The scientists studied the long-term record of reversals in the Earth's magnetic field in sediments in the Newark basin, a prehistoric lake that spanned most of New Jersey, and in sediments with volcanic detritus including zircons in the Chinle Formation in Petrified Forest National Park in Arizona. They collected a core of rock from the Triassic Period, some 202 million to 253 million years ago. The core is 2.5 inches in diameter and about 1,700 feet long, Kent said.
The results showed that the 405,000-year cycle is the most regular astronomical pattern linked to the Earth's annual turn around the sun, he said.
Prior to this study, dates to accurately time when magnetic fields reversed were unavailable for 30 million years of the Late Triassic. That's when dinosaurs and mammals appeared and the Pangea supercontinent broke up. The break-up led to the Atlantic Ocean forming, with the sea-floor spreading as the continents drifted apart, and a mass extinction event that affected dinosaurs at the end of that period, Kent said.

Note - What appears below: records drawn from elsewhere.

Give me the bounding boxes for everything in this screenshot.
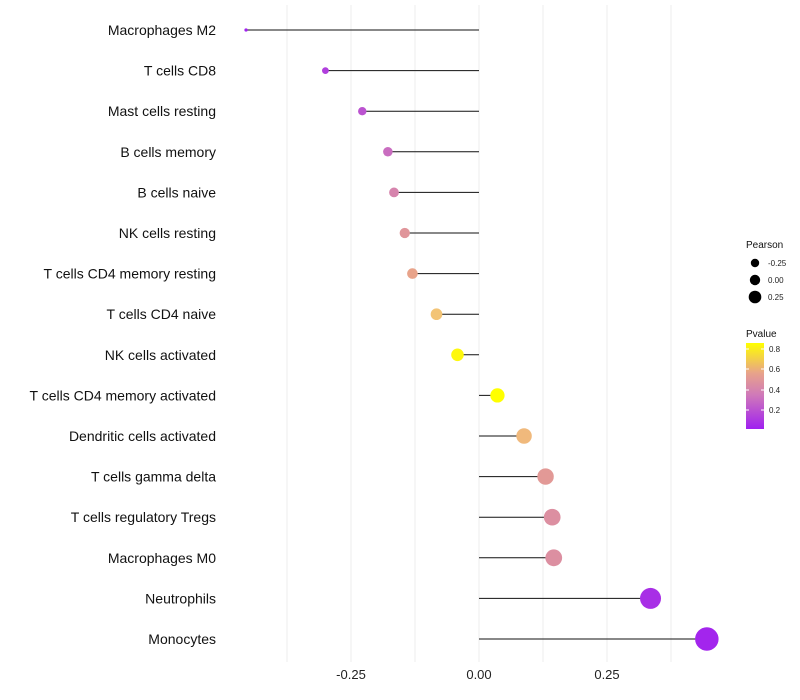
color-legend-bar <box>746 343 764 429</box>
size-legend-title: Pearson <box>746 240 783 251</box>
x-tick-label: 0.00 <box>466 667 491 682</box>
lollipop-point <box>322 67 329 74</box>
lollipop-point <box>537 468 554 485</box>
size-legend-dot-medium <box>749 274 761 286</box>
lollipop-point <box>358 107 367 116</box>
lollipop-point <box>490 388 505 403</box>
size-legend-dot-small <box>750 258 760 268</box>
stems <box>246 29 707 640</box>
x-axis-ticks: -0.25 0.00 0.25 <box>336 667 619 682</box>
category-label: Monocytes <box>148 631 216 647</box>
lollipop-point <box>399 227 410 239</box>
category-label: Macrophages M0 <box>108 550 216 566</box>
category-label: T cells CD8 <box>144 63 216 79</box>
category-label: T cells regulatory Tregs <box>71 509 216 525</box>
x-tick-label: 0.25 <box>594 667 619 682</box>
category-labels: Macrophages M2 T cells CD8 Mast cells rest… <box>30 22 217 647</box>
lollipop-point <box>516 428 532 444</box>
color-legend-label-4: 0.2 <box>769 406 781 415</box>
category-label: Neutrophils <box>145 590 216 606</box>
grid-layer <box>286 5 672 662</box>
color-legend-label-1: 0.8 <box>769 345 781 354</box>
lollipop-point <box>543 508 561 526</box>
category-label: T cells gamma delta <box>91 469 216 485</box>
lollipop-point <box>389 187 399 198</box>
category-label: T cells CD4 naive <box>107 306 217 322</box>
category-label: Dendritic cells activated <box>69 428 216 444</box>
lollipop-point <box>545 549 563 567</box>
size-legend-label-2: 0.00 <box>768 276 784 285</box>
lollipop-point <box>383 147 393 157</box>
points <box>244 28 719 651</box>
lollipop-point <box>451 348 464 362</box>
color-legend-title: Pvalue <box>746 329 777 340</box>
size-legend-label-1: -0.25 <box>768 259 787 268</box>
lollipop-point <box>430 308 443 321</box>
size-legend-label-3: 0.25 <box>768 293 784 302</box>
lollipop-point <box>640 587 662 609</box>
color-legend-label-3: 0.4 <box>769 386 781 395</box>
category-label: T cells CD4 memory resting <box>44 266 216 282</box>
category-label: Macrophages M2 <box>108 22 216 38</box>
lollipop-point <box>695 627 719 651</box>
color-legend-label-2: 0.6 <box>769 365 781 374</box>
lollipop-point <box>244 28 248 32</box>
x-tick-label: -0.25 <box>336 667 366 682</box>
category-label: B cells naive <box>137 184 216 200</box>
category-label: NK cells resting <box>119 225 216 241</box>
category-label: Mast cells resting <box>108 103 216 119</box>
size-legend-dot-large <box>748 290 762 304</box>
legend: Pearson -0.25 0.00 0.25 Pvalue 0.8 0.6 0… <box>746 240 787 429</box>
lollipop-point <box>407 268 418 279</box>
category-label: T cells CD4 memory activated <box>30 387 216 403</box>
category-label: NK cells activated <box>105 347 216 363</box>
category-label: B cells memory <box>120 144 216 160</box>
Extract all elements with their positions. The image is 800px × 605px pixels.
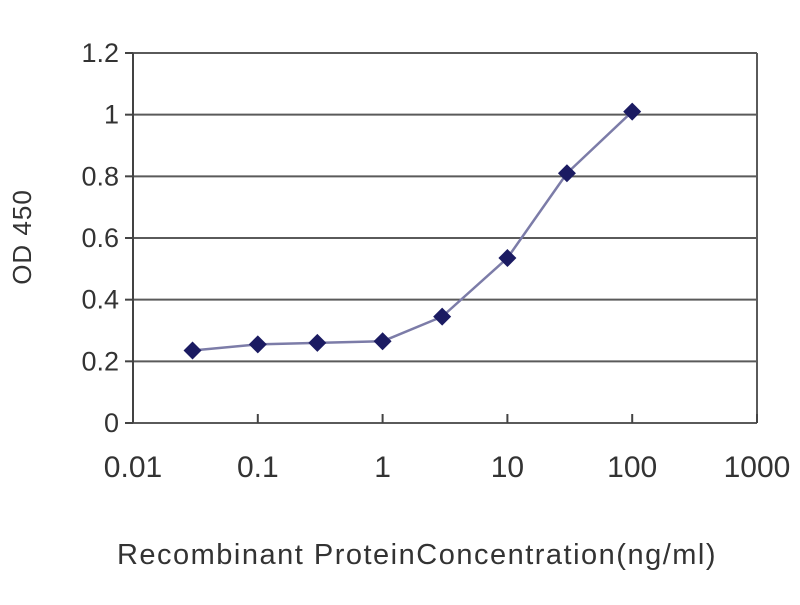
x-tick-label: 10 xyxy=(491,451,524,484)
x-tick-label: 0.1 xyxy=(237,451,279,484)
data-point-marker xyxy=(498,249,517,268)
data-point-marker xyxy=(433,307,452,326)
y-tick-label: 0.4 xyxy=(81,285,119,315)
data-point-marker xyxy=(623,102,642,121)
x-tick-label: 0.01 xyxy=(104,451,162,484)
series-line xyxy=(192,110,634,352)
data-point-marker xyxy=(248,335,267,354)
x-tick-label: 1 xyxy=(374,451,391,484)
x-axis-title: Recombinant ProteinConcentration(ng/ml) xyxy=(117,539,717,571)
plot-area: 0 0.2 0.4 0.6 0.8 1 1.2 0.01 0.1 1 10 100 1000 xyxy=(81,38,790,484)
y-tick-label: 0.6 xyxy=(81,223,119,253)
data-point-marker xyxy=(373,332,392,351)
y-tick-label: 0.2 xyxy=(81,346,119,376)
y-axis-title: OD 450 xyxy=(7,189,37,285)
x-tick-label: 1000 xyxy=(724,451,791,484)
data-point-marker xyxy=(308,333,327,352)
y-tick-label: 1 xyxy=(104,100,119,130)
y-tick-label: 0.8 xyxy=(81,161,119,191)
x-tick-label: 100 xyxy=(607,451,657,484)
data-point-marker xyxy=(183,341,202,360)
y-tick-label: 1.2 xyxy=(81,38,119,68)
y-tick-label: 0 xyxy=(104,408,119,438)
data-point-marker xyxy=(557,164,576,183)
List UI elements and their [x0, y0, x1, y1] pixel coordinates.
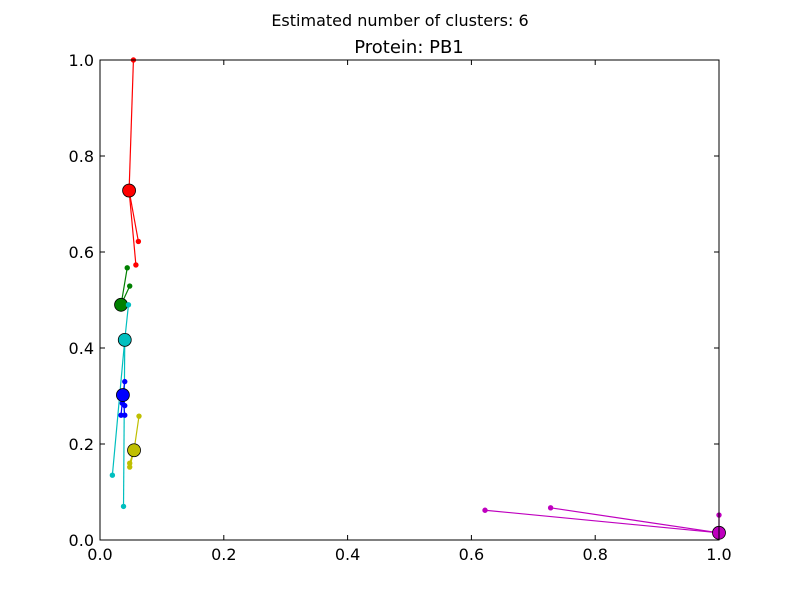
data-point [120, 503, 127, 510]
cluster-5 [482, 505, 726, 540]
y-tick-label: 0.0 [69, 531, 94, 550]
data-point [135, 238, 142, 245]
cluster-3 [116, 378, 130, 418]
cluster-link-line [122, 339, 126, 507]
plot-frame [99, 59, 720, 541]
x-tick-label: 0.6 [459, 545, 484, 564]
cluster-center-marker [116, 388, 130, 402]
data-point [109, 472, 116, 478]
y-tick-label: 0.2 [69, 435, 94, 454]
cluster-link-line [550, 507, 720, 534]
data-point [125, 302, 132, 308]
cluster-center-marker [127, 443, 141, 458]
x-tick-label: 0.8 [582, 545, 607, 564]
cluster-2 [109, 302, 132, 510]
x-tick-label: 1.0 [706, 545, 731, 564]
y-tick-label: 0.4 [69, 339, 94, 358]
cluster-center-marker [117, 332, 132, 347]
cluster-link-line [111, 339, 126, 476]
cluster-center-marker [122, 183, 136, 198]
y-tick-label: 0.6 [69, 243, 94, 262]
cluster-link-line [128, 190, 137, 266]
data-point [136, 413, 142, 419]
x-tick-label: 0.4 [335, 545, 360, 564]
x-tick-label: 0.2 [211, 545, 236, 564]
data-point [122, 378, 128, 385]
x-tick-label: 0.0 [87, 545, 112, 564]
data-point [122, 402, 128, 409]
cluster-center-marker [114, 297, 128, 312]
data-point [122, 412, 128, 418]
data-point [127, 464, 133, 470]
data-point [127, 283, 133, 289]
cluster-0 [122, 57, 142, 268]
data-point [133, 262, 139, 268]
chart-suptitle: Estimated number of clusters: 6 [271, 11, 528, 30]
y-tick-label: 1.0 [69, 51, 94, 70]
cluster-link-line [128, 59, 135, 191]
cluster-series [109, 57, 726, 540]
cluster-4 [127, 413, 142, 470]
data-point [547, 505, 554, 511]
chart-title: Protein: PB1 [354, 37, 464, 58]
y-tick-label: 0.8 [69, 147, 94, 166]
axis-ticks: 0.0 0.2 0.4 0.6 0.8 1.0 0.0 0.2 0.4 0.6 0.8 1.0 [69, 51, 732, 564]
cluster-link-line [128, 190, 139, 242]
data-point [482, 507, 488, 513]
cluster-link-line [484, 509, 720, 534]
data-point [124, 265, 130, 271]
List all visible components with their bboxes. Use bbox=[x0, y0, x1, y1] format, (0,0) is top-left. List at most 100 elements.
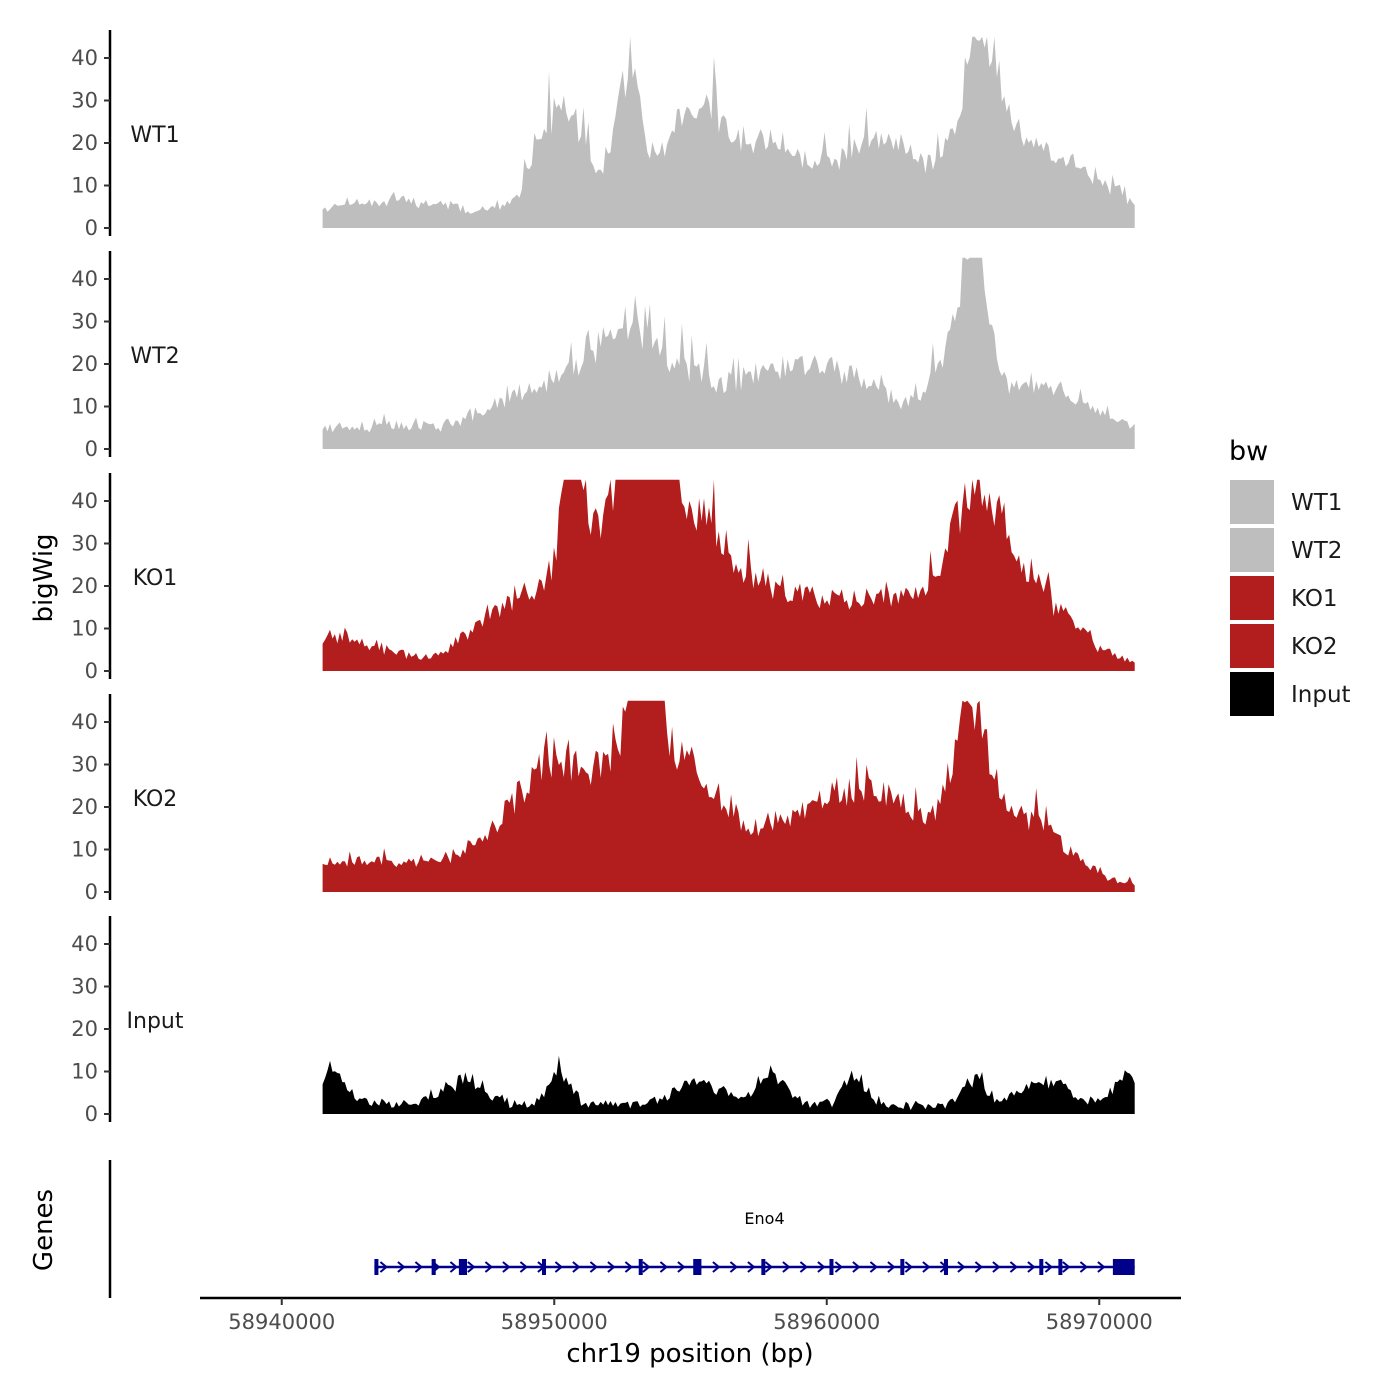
gene-exon bbox=[638, 1259, 643, 1275]
track-label-ko1: KO1 bbox=[133, 566, 178, 591]
y-tick-label: 30 bbox=[71, 310, 98, 334]
legend-entry-wt2: WT2 bbox=[1230, 528, 1342, 572]
strand-arrow bbox=[764, 1261, 773, 1273]
gene-exon bbox=[829, 1259, 834, 1275]
strand-arrow bbox=[852, 1261, 861, 1273]
strand-arrow bbox=[1079, 1261, 1088, 1273]
bigwig-tracks: 0 10 20 30 40 WT1 0 10 20 30 40 WT2 0 10 20 30 40 KO1 0 10 2… bbox=[71, 30, 1135, 1126]
strand-arrow bbox=[747, 1261, 756, 1273]
y-tick-label: 10 bbox=[71, 1060, 98, 1084]
gene-exon bbox=[1039, 1259, 1044, 1275]
y-tick-label: 10 bbox=[71, 174, 98, 198]
y-tick-label: 40 bbox=[71, 267, 98, 291]
legend-entry-ko1: KO1 bbox=[1230, 576, 1338, 620]
track-ko1: 0 10 20 30 40 KO1 bbox=[71, 473, 1135, 683]
strand-arrow bbox=[782, 1261, 791, 1273]
legend-label: KO2 bbox=[1291, 634, 1338, 660]
strand-arrow bbox=[904, 1261, 913, 1273]
y-tick-label: 20 bbox=[71, 574, 98, 598]
x-tick-label: 58940000 bbox=[228, 1310, 335, 1334]
strand-arrow bbox=[449, 1261, 458, 1273]
strand-arrow bbox=[379, 1261, 388, 1273]
legend-entry-input: Input bbox=[1230, 672, 1351, 716]
strand-arrow bbox=[869, 1261, 878, 1273]
coverage-area-ko2 bbox=[322, 700, 1135, 892]
y-tick-label: 30 bbox=[71, 975, 98, 999]
gene-exon bbox=[431, 1259, 436, 1275]
y-axis-title: bigWig bbox=[29, 533, 59, 622]
genes-axis-title: Genes bbox=[29, 1189, 59, 1271]
gene-eno4: Eno4 bbox=[374, 1209, 1135, 1275]
strand-arrow bbox=[887, 1261, 896, 1273]
x-axis-title: chr19 position (bp) bbox=[566, 1339, 813, 1369]
strand-arrow bbox=[414, 1261, 423, 1273]
strand-arrow bbox=[554, 1261, 563, 1273]
strand-arrow bbox=[974, 1261, 983, 1273]
legend: WT1 WT2 KO1 KO2 Input bbox=[1230, 480, 1351, 716]
strand-arrow bbox=[607, 1261, 616, 1273]
strand-arrow bbox=[712, 1261, 721, 1273]
y-tick-label: 0 bbox=[85, 880, 98, 904]
legend-title: bw bbox=[1229, 436, 1268, 467]
legend-entry-wt1: WT1 bbox=[1230, 480, 1342, 524]
strand-arrow bbox=[1009, 1261, 1018, 1273]
y-tick-label: 10 bbox=[71, 838, 98, 862]
strand-arrow bbox=[817, 1261, 826, 1273]
strand-arrow bbox=[677, 1261, 686, 1273]
y-tick-label: 30 bbox=[71, 532, 98, 556]
strand-arrow bbox=[502, 1261, 511, 1273]
strand-arrow bbox=[992, 1261, 1001, 1273]
strand-arrow bbox=[729, 1261, 738, 1273]
track-label-wt1: WT1 bbox=[130, 123, 179, 148]
strand-arrow bbox=[642, 1261, 651, 1273]
legend-entry-ko2: KO2 bbox=[1230, 624, 1338, 668]
y-tick-label: 0 bbox=[85, 1102, 98, 1126]
legend-swatch bbox=[1230, 672, 1274, 716]
legend-swatch bbox=[1230, 624, 1274, 668]
legend-label: KO1 bbox=[1291, 586, 1338, 612]
gene-exon bbox=[943, 1259, 949, 1275]
strand-arrow bbox=[957, 1261, 966, 1273]
x-axis: 58940000 58950000 58960000 58970000 bbox=[200, 1296, 1181, 1334]
strand-arrow bbox=[1062, 1261, 1071, 1273]
y-tick-label: 20 bbox=[71, 131, 98, 155]
y-tick-label: 40 bbox=[71, 932, 98, 956]
legend-label: WT1 bbox=[1291, 490, 1342, 516]
y-tick-label: 20 bbox=[71, 352, 98, 376]
legend-swatch bbox=[1230, 480, 1274, 524]
coverage-area-wt1 bbox=[322, 36, 1135, 228]
track-ko2: 0 10 20 30 40 KO2 bbox=[71, 694, 1135, 904]
track-wt1: 0 10 20 30 40 WT1 bbox=[71, 30, 1135, 240]
y-tick-label: 10 bbox=[71, 395, 98, 419]
y-tick-label: 0 bbox=[85, 437, 98, 461]
gene-exon bbox=[1112, 1259, 1135, 1275]
y-tick-label: 40 bbox=[71, 489, 98, 513]
strand-arrow bbox=[799, 1261, 808, 1273]
strand-arrow bbox=[484, 1261, 493, 1273]
gene-exon bbox=[458, 1259, 468, 1275]
y-tick-label: 0 bbox=[85, 216, 98, 240]
strand-arrow bbox=[589, 1261, 598, 1273]
coverage-area-input bbox=[322, 1055, 1135, 1114]
strand-arrow bbox=[397, 1261, 406, 1273]
strand-arrow bbox=[834, 1261, 843, 1273]
gene-exon bbox=[693, 1259, 702, 1275]
strand-arrow bbox=[519, 1261, 528, 1273]
y-tick-label: 0 bbox=[85, 659, 98, 683]
gene-label: Eno4 bbox=[744, 1209, 784, 1228]
y-tick-label: 40 bbox=[71, 710, 98, 734]
strand-arrow bbox=[1027, 1261, 1036, 1273]
y-tick-label: 10 bbox=[71, 617, 98, 641]
x-tick-label: 58960000 bbox=[773, 1310, 880, 1334]
y-tick-label: 40 bbox=[71, 46, 98, 70]
legend-swatch bbox=[1230, 576, 1274, 620]
legend-label: WT2 bbox=[1291, 538, 1342, 564]
coverage-area-ko1 bbox=[322, 479, 1135, 671]
strand-arrow bbox=[572, 1261, 581, 1273]
track-label-wt2: WT2 bbox=[130, 344, 179, 369]
strand-arrow bbox=[624, 1261, 633, 1273]
strand-arrow bbox=[1097, 1261, 1106, 1273]
gene-exon bbox=[541, 1259, 546, 1275]
y-tick-label: 20 bbox=[71, 1017, 98, 1041]
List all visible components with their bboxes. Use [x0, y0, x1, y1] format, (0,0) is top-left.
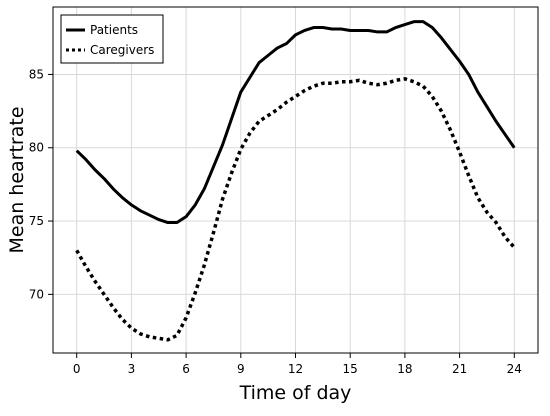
- series-layer: [75, 20, 516, 342]
- legend-box: [60, 14, 164, 64]
- x-tick-label: 6: [182, 362, 190, 376]
- legend: Patients Caregivers: [60, 14, 164, 64]
- series-line-patients: [75, 20, 516, 225]
- x-tick-label: 3: [128, 362, 136, 376]
- y-tick-label: 75: [29, 214, 44, 228]
- legend-label: Patients: [90, 23, 138, 37]
- x-tick-label: 12: [288, 362, 303, 376]
- x-axis-label: Time of day: [239, 382, 352, 404]
- axis-ticks: 0 3 6 9 12 15 18 21 24 70 75 80 85: [29, 67, 522, 376]
- x-tick-label: 9: [237, 362, 245, 376]
- x-tick-label: 24: [507, 362, 522, 376]
- grid: [53, 7, 538, 353]
- x-tick-label: 15: [343, 362, 358, 376]
- y-tick-label: 70: [29, 287, 44, 301]
- x-tick-label: 18: [397, 362, 412, 376]
- y-tick-label: 85: [29, 67, 44, 81]
- y-axis-label: Mean heartrate: [6, 106, 28, 253]
- y-tick-label: 80: [29, 141, 44, 155]
- series-line-caregivers: [75, 77, 516, 342]
- legend-label: Caregivers: [90, 43, 154, 57]
- x-tick-label: 21: [452, 362, 467, 376]
- x-tick-label: 0: [73, 362, 81, 376]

"Developing a very precise time-scale allows us to say something new about the fossils, including their differences and similarities in wide-ranging areas," he said.
The study was conducted by National Science Foundation-funded scientists at Rutgers-New Brunswick; Lamont-Doherty Earth Observatory at Columbia University, where Kent is also an adjunct senior research scientist and where longtime research collaborator and co-author Paul E. Olsen works; and other institutions. Christopher J. Lepre, a lecturer in Rutgers' Department of Earth and Planetary Sciences, and seven others co-authored the study, and the cores were sampled at the Rutgers Core Repository.